Because I never experienced a real newspaper feel in Albion. Because, writing about Division III sports, I never found anything controversial to write about - never anything tough to write about. Because, as a weekly publication, I never felt the pressure of deadlines. Because, I had exclusive rights to the coaches and athletes I interviewed. I could invite athletes up to the office. I didn't have to stand among a horde of reporters and shout out a question during the tiny laguna of silence after the interviewee finished their last answer.
It boils down to this: I didn't learn much about the actual business I so desire to enter, the daily newspaper service.

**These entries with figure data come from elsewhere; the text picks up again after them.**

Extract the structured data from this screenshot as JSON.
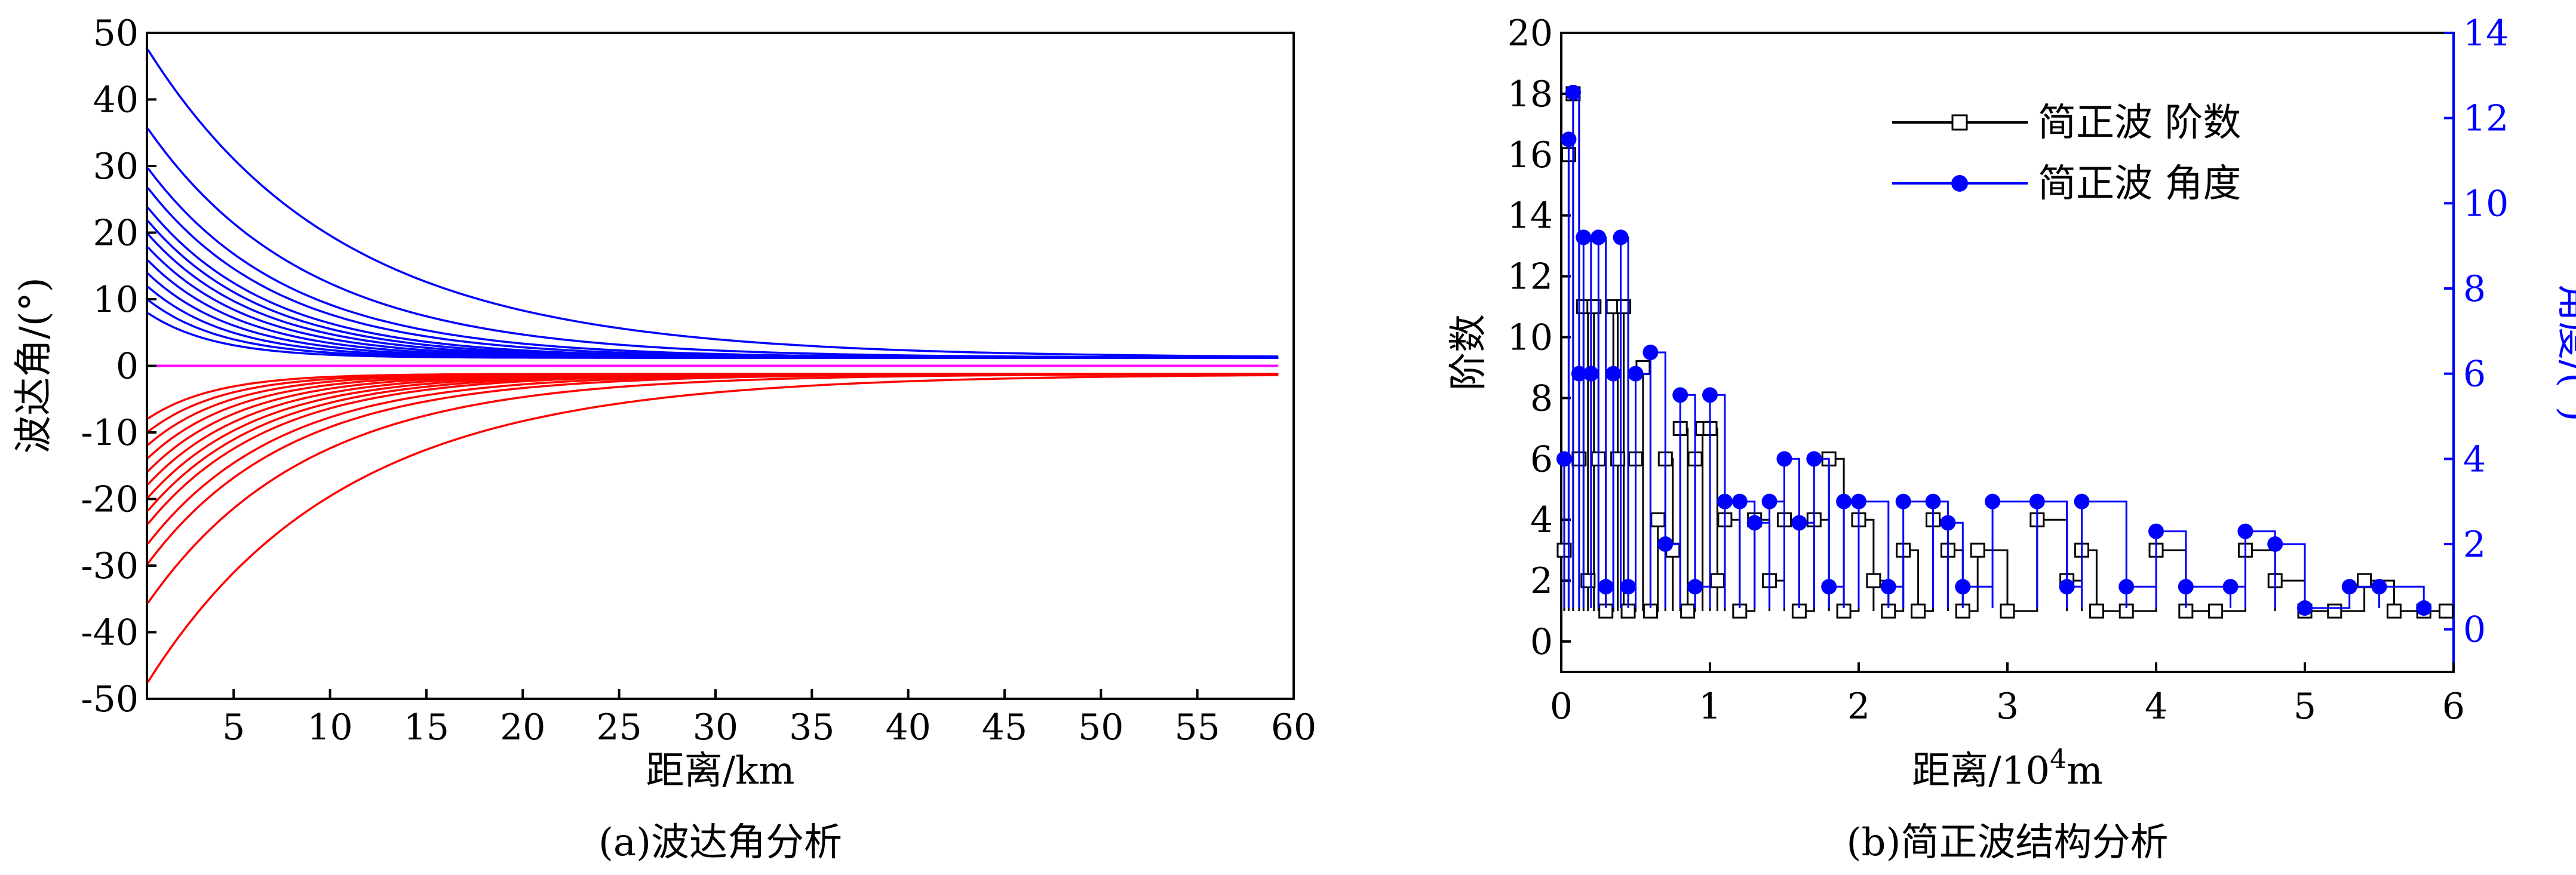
{
  "chart_data": [
    {
      "type": "line",
      "title": "",
      "caption": "(a)波达角分析",
      "xlabel": "距离/km",
      "ylabel": "波达角/(°)",
      "xlim": [
        0.5,
        60
      ],
      "ylim": [
        -50,
        50
      ],
      "xticks": [
        5,
        10,
        15,
        20,
        25,
        30,
        35,
        40,
        45,
        50,
        55,
        60
      ],
      "yticks": [
        -50,
        -40,
        -30,
        -20,
        -10,
        0,
        10,
        20,
        30,
        40,
        50
      ],
      "grid": false,
      "legend": "none",
      "colors": {
        "positive": "#0000ff",
        "negative": "#ff0000",
        "zero": "#ff00ff"
      },
      "series_note": "",
      "curve_family": {
        "initial_angles_positive": [
          48,
          36,
          30,
          27,
          24,
          22,
          20,
          18,
          16,
          14,
          12,
          10,
          8
        ],
        "initial_angles_negative": [
          -48,
          -36,
          -30,
          -27,
          -24,
          -22,
          -20,
          -18,
          -16,
          -14,
          -12,
          -10,
          -8
        ],
        "value_at_x_59": 1.2,
        "zero_line": 0
      }
    },
    {
      "type": "line",
      "title": "",
      "caption": "(b)简正波结构分析",
      "xlabel": "距离/10⁴m",
      "xlabel_base": "距离/10",
      "xlabel_sup": "4",
      "xlabel_unit": "m",
      "ylabel_left": "阶数",
      "ylabel_right": "角度/(°)",
      "xlim": [
        0,
        6
      ],
      "ylim_left": [
        -1,
        20
      ],
      "ylim_right": [
        -1,
        14
      ],
      "xticks": [
        0,
        1,
        2,
        3,
        4,
        5,
        6
      ],
      "yticks_left": [
        0,
        2,
        4,
        6,
        8,
        10,
        12,
        14,
        16,
        18,
        20
      ],
      "yticks_right": [
        0,
        2,
        4,
        6,
        8,
        10,
        12,
        14
      ],
      "grid": false,
      "legend": "top-right",
      "series": [
        {
          "name": "简正波 阶数",
          "axis": "left",
          "color": "#000000",
          "marker": "open-square",
          "x": [
            0.02,
            0.05,
            0.08,
            0.12,
            0.15,
            0.18,
            0.22,
            0.25,
            0.3,
            0.35,
            0.38,
            0.42,
            0.45,
            0.5,
            0.55,
            0.6,
            0.65,
            0.7,
            0.75,
            0.8,
            0.85,
            0.9,
            0.95,
            1.0,
            1.05,
            1.1,
            1.2,
            1.3,
            1.4,
            1.5,
            1.6,
            1.7,
            1.8,
            1.9,
            2.0,
            2.1,
            2.2,
            2.3,
            2.4,
            2.5,
            2.6,
            2.7,
            2.8,
            3.0,
            3.2,
            3.4,
            3.5,
            3.6,
            3.8,
            4.0,
            4.2,
            4.4,
            4.6,
            4.8,
            5.0,
            5.2,
            5.4,
            5.6,
            5.8,
            5.95
          ],
          "y": [
            3,
            16,
            18,
            6,
            11,
            2,
            11,
            6,
            1,
            11,
            6,
            11,
            1,
            6,
            9,
            1,
            4,
            6,
            3,
            7,
            1,
            6,
            7,
            7,
            2,
            4,
            1,
            4,
            2,
            4,
            1,
            4,
            6,
            1,
            4,
            2,
            1,
            3,
            1,
            4,
            3,
            1,
            3,
            1,
            4,
            2,
            3,
            1,
            1,
            3,
            1,
            1,
            3,
            2,
            1,
            1,
            2,
            1,
            1,
            1
          ]
        },
        {
          "name": "简正波 角度",
          "axis": "right",
          "color": "#0000ff",
          "marker": "filled-circle",
          "x": [
            0.02,
            0.05,
            0.08,
            0.12,
            0.15,
            0.2,
            0.25,
            0.3,
            0.35,
            0.4,
            0.45,
            0.5,
            0.6,
            0.7,
            0.8,
            0.9,
            1.0,
            1.1,
            1.2,
            1.3,
            1.4,
            1.5,
            1.6,
            1.7,
            1.8,
            1.9,
            2.0,
            2.2,
            2.3,
            2.5,
            2.6,
            2.7,
            2.9,
            3.2,
            3.4,
            3.5,
            3.8,
            4.0,
            4.2,
            4.5,
            4.6,
            4.8,
            5.0,
            5.3,
            5.5,
            5.8
          ],
          "y": [
            4,
            11.5,
            12.6,
            6,
            9.2,
            6,
            9.2,
            1,
            6,
            9.2,
            1,
            6,
            6.5,
            2,
            5.5,
            1,
            5.5,
            3,
            3,
            2.5,
            3,
            4,
            2.5,
            4,
            1,
            3,
            3,
            1,
            3,
            3,
            2.5,
            1,
            3,
            3,
            1,
            3,
            1,
            2.3,
            1,
            1,
            2.3,
            2,
            0.5,
            1,
            1,
            0.5
          ]
        }
      ]
    }
  ]
}
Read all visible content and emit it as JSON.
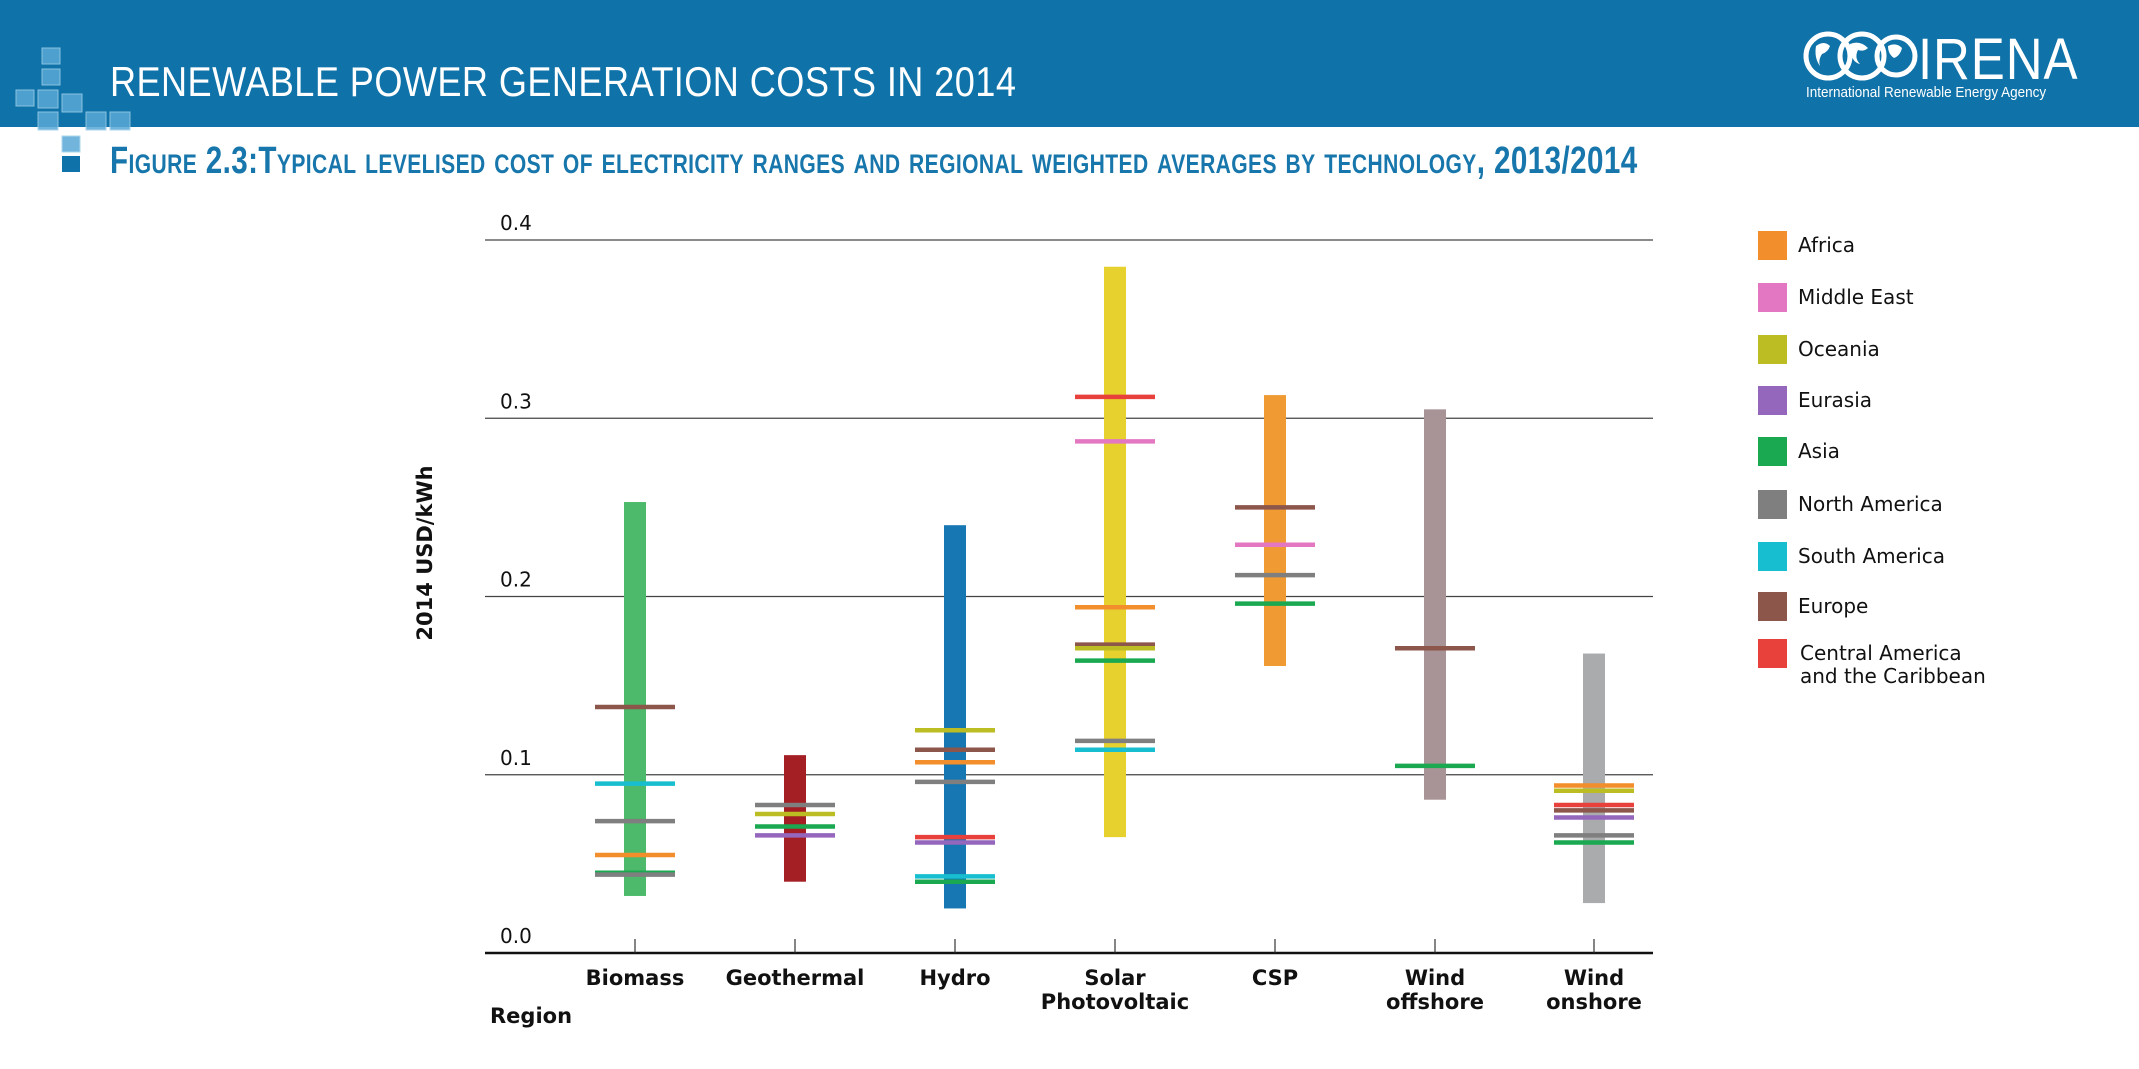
{
  "header": {
    "banner_title": "RENEWABLE POWER GENERATION COSTS IN 2014",
    "logo_text": "IRENA",
    "logo_subtitle": "International Renewable Energy Agency",
    "figure_title": "Figure 2.3:Typical levelised cost of electricity ranges and regional weighted averages by technology, 2013/2014",
    "banner_color": "#0f72a8"
  },
  "chart_data": {
    "type": "range-bar",
    "title": "Typical levelised cost of electricity ranges and regional weighted averages by technology, 2013/2014",
    "ylabel": "2014 USD/kWh",
    "xlabel": "Region",
    "ylim": [
      0,
      0.4
    ],
    "yticks": [
      "0.0",
      "0.1",
      "0.2",
      "0.3",
      "0.4"
    ],
    "grid": true,
    "legend_position": "right",
    "regions": [
      {
        "name": "Africa",
        "color": "#f28e2b"
      },
      {
        "name": "Middle East",
        "color": "#e377c2"
      },
      {
        "name": "Oceania",
        "color": "#bcbd22"
      },
      {
        "name": "Eurasia",
        "color": "#9467bd"
      },
      {
        "name": "Asia",
        "color": "#1aa850"
      },
      {
        "name": "North America",
        "color": "#7f7f7f"
      },
      {
        "name": "South America",
        "color": "#17becf"
      },
      {
        "name": "Europe",
        "color": "#8c564b"
      },
      {
        "name": "Central America and the Caribbean",
        "color": "#e8413c"
      }
    ],
    "technologies": [
      {
        "label": "Biomass",
        "range": [
          0.032,
          0.253
        ],
        "color": "#4cba6a",
        "averages": [
          {
            "region": "Europe",
            "value": 0.138
          },
          {
            "region": "South America",
            "value": 0.095
          },
          {
            "region": "North America",
            "value": 0.074
          },
          {
            "region": "Africa",
            "value": 0.055
          },
          {
            "region": "Asia",
            "value": 0.045
          },
          {
            "region": "North America",
            "value": 0.044
          }
        ]
      },
      {
        "label": "Geothermal",
        "range": [
          0.04,
          0.111
        ],
        "color": "#a31f24",
        "averages": [
          {
            "region": "North America",
            "value": 0.083
          },
          {
            "region": "Oceania",
            "value": 0.078
          },
          {
            "region": "Asia",
            "value": 0.071
          },
          {
            "region": "Eurasia",
            "value": 0.066
          }
        ]
      },
      {
        "label": "Hydro",
        "range": [
          0.025,
          0.24
        ],
        "color": "#1677b3",
        "averages": [
          {
            "region": "Oceania",
            "value": 0.125
          },
          {
            "region": "Europe",
            "value": 0.114
          },
          {
            "region": "Africa",
            "value": 0.107
          },
          {
            "region": "North America",
            "value": 0.096
          },
          {
            "region": "Central America and the Caribbean",
            "value": 0.065
          },
          {
            "region": "Eurasia",
            "value": 0.062
          },
          {
            "region": "South America",
            "value": 0.043
          },
          {
            "region": "Asia",
            "value": 0.04
          }
        ]
      },
      {
        "label": "Solar Photovoltaic",
        "range": [
          0.065,
          0.385
        ],
        "color": "#e6d12e",
        "averages": [
          {
            "region": "Central America and the Caribbean",
            "value": 0.312
          },
          {
            "region": "Middle East",
            "value": 0.287
          },
          {
            "region": "Africa",
            "value": 0.194
          },
          {
            "region": "Europe",
            "value": 0.173
          },
          {
            "region": "Oceania",
            "value": 0.171
          },
          {
            "region": "Asia",
            "value": 0.164
          },
          {
            "region": "North America",
            "value": 0.119
          },
          {
            "region": "South America",
            "value": 0.114
          }
        ]
      },
      {
        "label": "CSP",
        "range": [
          0.161,
          0.313
        ],
        "color": "#f09a33",
        "averages": [
          {
            "region": "Europe",
            "value": 0.25
          },
          {
            "region": "Middle East",
            "value": 0.229
          },
          {
            "region": "North America",
            "value": 0.212
          },
          {
            "region": "Asia",
            "value": 0.196
          }
        ]
      },
      {
        "label": "Wind offshore",
        "range": [
          0.086,
          0.305
        ],
        "color": "#a89396",
        "averages": [
          {
            "region": "Europe",
            "value": 0.171
          },
          {
            "region": "Asia",
            "value": 0.105
          }
        ]
      },
      {
        "label": "Wind onshore",
        "range": [
          0.028,
          0.168
        ],
        "color": "#a9abad",
        "averages": [
          {
            "region": "Africa",
            "value": 0.094
          },
          {
            "region": "Oceania",
            "value": 0.091
          },
          {
            "region": "Central America and the Caribbean",
            "value": 0.083
          },
          {
            "region": "Europe",
            "value": 0.08
          },
          {
            "region": "Eurasia",
            "value": 0.076
          },
          {
            "region": "North America",
            "value": 0.066
          },
          {
            "region": "Asia",
            "value": 0.062
          }
        ]
      }
    ]
  }
}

All that would have been different had I chose UM or MSU, both of which have daily student publications. True, if I had gone to UM, I wouldn't be in Australia now, but I'd likely be interviewing Lloyd Carr and Mike Hart, asking them about staying focused for Ball State on Saturday. I'd be writing columns about Lloyd turning the ship around and about Tommy Amaker needing to get the Wolverines to the Big Dance this March.
I'd be living the sports reporter's dream - covering big-time sports on a daily basis.
But I'm not, and I will move on.
The past two Decembers I applied for a very enticing sports journalism summer internship at the Detroit Free Press. I was rejected both times. I looked on the paper's website to see the breakdown of past interns, only to learn that every one of them has come from a Division I school. I'm not saying I would have gotten the internship if I'd been at UM or MSU, but my chances certainly would have been better.
Anyway, more to come on this later. All I can say for now is that I will get a good job in sports journalism. I will not be denied what I want to do the rest of my life. It'll happen, regardless of the obstacles stacked against me.
In the words of the late Jim Valvano, who led NC State to its improbable 1983 national championship, I'll "never give up."
It just won't be as easy as my decision four years ago should have been.